There is a huge unmet demand for affordable distribution of a wide variety of branded consumer products to small village shops. Ten million small shops in villages all over the world are waiting for viable business models to distribute a cornucopia of branded income generating products and tools for village shops to sell to poor customers. These shops sell items like cookies, soap, cigarettes, spices, cooking oil, soda, and mobile phone credit -- why not reading glasses?

Aspirational Marketing and Branding

If you succeed in designing a radically affordable technology, you still have addressed only 20 percent of the problem.

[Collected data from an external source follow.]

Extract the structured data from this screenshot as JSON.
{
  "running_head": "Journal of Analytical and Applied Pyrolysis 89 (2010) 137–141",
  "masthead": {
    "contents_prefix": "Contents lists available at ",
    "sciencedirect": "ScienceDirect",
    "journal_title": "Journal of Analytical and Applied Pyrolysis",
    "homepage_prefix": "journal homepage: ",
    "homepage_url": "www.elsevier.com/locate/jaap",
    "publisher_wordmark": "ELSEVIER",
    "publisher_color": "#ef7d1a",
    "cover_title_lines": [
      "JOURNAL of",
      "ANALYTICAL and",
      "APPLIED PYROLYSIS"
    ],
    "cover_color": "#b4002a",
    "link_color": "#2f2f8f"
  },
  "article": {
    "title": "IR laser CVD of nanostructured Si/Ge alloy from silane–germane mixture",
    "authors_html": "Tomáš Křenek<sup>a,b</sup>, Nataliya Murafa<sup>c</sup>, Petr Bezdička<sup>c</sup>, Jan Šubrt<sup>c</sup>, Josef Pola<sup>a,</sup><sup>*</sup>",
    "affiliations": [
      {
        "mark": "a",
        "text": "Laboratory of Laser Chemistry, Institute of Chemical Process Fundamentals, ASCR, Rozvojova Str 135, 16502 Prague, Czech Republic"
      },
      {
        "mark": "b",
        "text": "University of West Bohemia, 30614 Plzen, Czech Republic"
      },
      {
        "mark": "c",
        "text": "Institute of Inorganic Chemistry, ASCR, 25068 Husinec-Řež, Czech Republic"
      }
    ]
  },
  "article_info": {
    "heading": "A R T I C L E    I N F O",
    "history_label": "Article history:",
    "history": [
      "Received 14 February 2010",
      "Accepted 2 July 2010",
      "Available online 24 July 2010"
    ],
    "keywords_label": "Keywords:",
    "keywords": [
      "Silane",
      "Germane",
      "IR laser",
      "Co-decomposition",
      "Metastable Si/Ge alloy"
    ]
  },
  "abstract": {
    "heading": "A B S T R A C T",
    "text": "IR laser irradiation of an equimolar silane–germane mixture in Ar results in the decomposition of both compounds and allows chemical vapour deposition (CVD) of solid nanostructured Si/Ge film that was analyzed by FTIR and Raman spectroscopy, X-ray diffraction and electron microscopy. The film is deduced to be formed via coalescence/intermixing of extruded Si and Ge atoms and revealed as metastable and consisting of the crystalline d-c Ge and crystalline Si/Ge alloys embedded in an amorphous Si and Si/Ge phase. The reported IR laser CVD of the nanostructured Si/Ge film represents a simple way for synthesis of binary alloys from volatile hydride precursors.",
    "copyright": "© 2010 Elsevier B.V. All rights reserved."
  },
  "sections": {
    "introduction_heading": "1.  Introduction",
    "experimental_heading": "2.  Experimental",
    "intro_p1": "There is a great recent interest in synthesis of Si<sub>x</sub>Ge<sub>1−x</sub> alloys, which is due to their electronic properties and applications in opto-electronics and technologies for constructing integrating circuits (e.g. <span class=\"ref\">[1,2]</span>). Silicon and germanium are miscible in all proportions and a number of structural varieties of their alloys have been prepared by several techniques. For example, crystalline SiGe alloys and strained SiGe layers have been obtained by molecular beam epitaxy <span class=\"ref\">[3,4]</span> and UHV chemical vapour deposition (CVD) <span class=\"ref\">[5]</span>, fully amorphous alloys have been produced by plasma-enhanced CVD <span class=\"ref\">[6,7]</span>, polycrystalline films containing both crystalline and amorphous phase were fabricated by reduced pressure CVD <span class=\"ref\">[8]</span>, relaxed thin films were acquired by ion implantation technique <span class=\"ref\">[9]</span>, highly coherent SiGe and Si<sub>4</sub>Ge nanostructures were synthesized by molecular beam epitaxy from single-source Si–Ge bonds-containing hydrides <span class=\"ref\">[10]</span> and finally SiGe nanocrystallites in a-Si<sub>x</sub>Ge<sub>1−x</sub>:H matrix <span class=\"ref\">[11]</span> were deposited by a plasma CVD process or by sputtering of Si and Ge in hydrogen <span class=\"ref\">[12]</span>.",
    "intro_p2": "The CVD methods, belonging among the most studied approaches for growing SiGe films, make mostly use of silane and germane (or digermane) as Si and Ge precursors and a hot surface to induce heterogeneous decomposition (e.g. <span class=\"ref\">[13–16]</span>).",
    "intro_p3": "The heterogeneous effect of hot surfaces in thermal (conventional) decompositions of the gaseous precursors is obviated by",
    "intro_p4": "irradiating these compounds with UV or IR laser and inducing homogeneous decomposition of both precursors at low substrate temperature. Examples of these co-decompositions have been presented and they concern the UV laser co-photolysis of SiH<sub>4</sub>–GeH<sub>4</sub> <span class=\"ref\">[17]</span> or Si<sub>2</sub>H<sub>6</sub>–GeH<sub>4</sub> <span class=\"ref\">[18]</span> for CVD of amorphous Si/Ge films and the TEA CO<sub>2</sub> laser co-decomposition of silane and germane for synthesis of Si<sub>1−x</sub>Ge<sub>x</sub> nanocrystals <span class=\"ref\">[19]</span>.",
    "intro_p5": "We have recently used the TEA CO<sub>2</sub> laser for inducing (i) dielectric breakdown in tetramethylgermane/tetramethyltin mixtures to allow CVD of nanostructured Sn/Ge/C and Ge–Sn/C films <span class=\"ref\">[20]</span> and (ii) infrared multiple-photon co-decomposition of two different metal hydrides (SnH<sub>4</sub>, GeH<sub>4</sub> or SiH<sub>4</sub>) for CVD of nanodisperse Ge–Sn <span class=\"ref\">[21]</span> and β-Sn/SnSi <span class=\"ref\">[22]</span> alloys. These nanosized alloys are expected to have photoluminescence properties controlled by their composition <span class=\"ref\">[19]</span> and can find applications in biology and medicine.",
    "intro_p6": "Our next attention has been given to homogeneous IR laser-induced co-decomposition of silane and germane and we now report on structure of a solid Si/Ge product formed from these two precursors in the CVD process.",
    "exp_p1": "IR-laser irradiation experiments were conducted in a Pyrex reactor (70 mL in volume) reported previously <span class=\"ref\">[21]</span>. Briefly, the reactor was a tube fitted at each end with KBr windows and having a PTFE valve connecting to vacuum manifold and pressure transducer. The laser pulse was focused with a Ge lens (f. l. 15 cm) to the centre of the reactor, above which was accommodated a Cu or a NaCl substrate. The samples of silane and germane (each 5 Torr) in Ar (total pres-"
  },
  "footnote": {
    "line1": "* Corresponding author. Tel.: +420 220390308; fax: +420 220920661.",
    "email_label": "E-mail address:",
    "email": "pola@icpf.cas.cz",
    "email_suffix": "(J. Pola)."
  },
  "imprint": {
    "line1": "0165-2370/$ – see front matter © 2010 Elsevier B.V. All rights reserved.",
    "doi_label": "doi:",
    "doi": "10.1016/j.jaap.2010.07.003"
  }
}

The other 80 percent is designing and implementing a strategy for packaging, branding, and mass marketing. Without a successful branding, marketing and distribution strategy, the technology will fail to make a meaningful impact.

A recent study released identifies the primary barriers to the purchase of eyeglasses in India. The study indicates that while 30 percent of those who could benefit from eyeglasses didn't buy glasses because they couldn't afford them, 23 percent cited a lack of "felt need" for glasses, meaning that they understand vision loss can be corrected with glasses but never felt it necessary to get their eyes examined.

Every day, bottom of the pyramid customers are exposed to a variety of products that they may or may not need, ranging from aspirationally branded soft drinks and jeans to mobile phones. Imagine if a fraction of the money spent convincing an individual to drink a certain brand of soda were used to demonstrate how eyeglasses could improve and simplify their lives, transforming a utilitarian tool into a highly desirable product associated with status and success. We have to pay a lot more attention to aspirational branding as an integral component of these micro products that have a positive, mass impact on bottom of the pyramid customers. We need nothing short of a revolution in how businesses currently design, price, market, and distribute their products. Jordan, congratulations on your success in reaching a million customers! Your next challenge is to sell 10 million glasses; I'll expect your call in five years.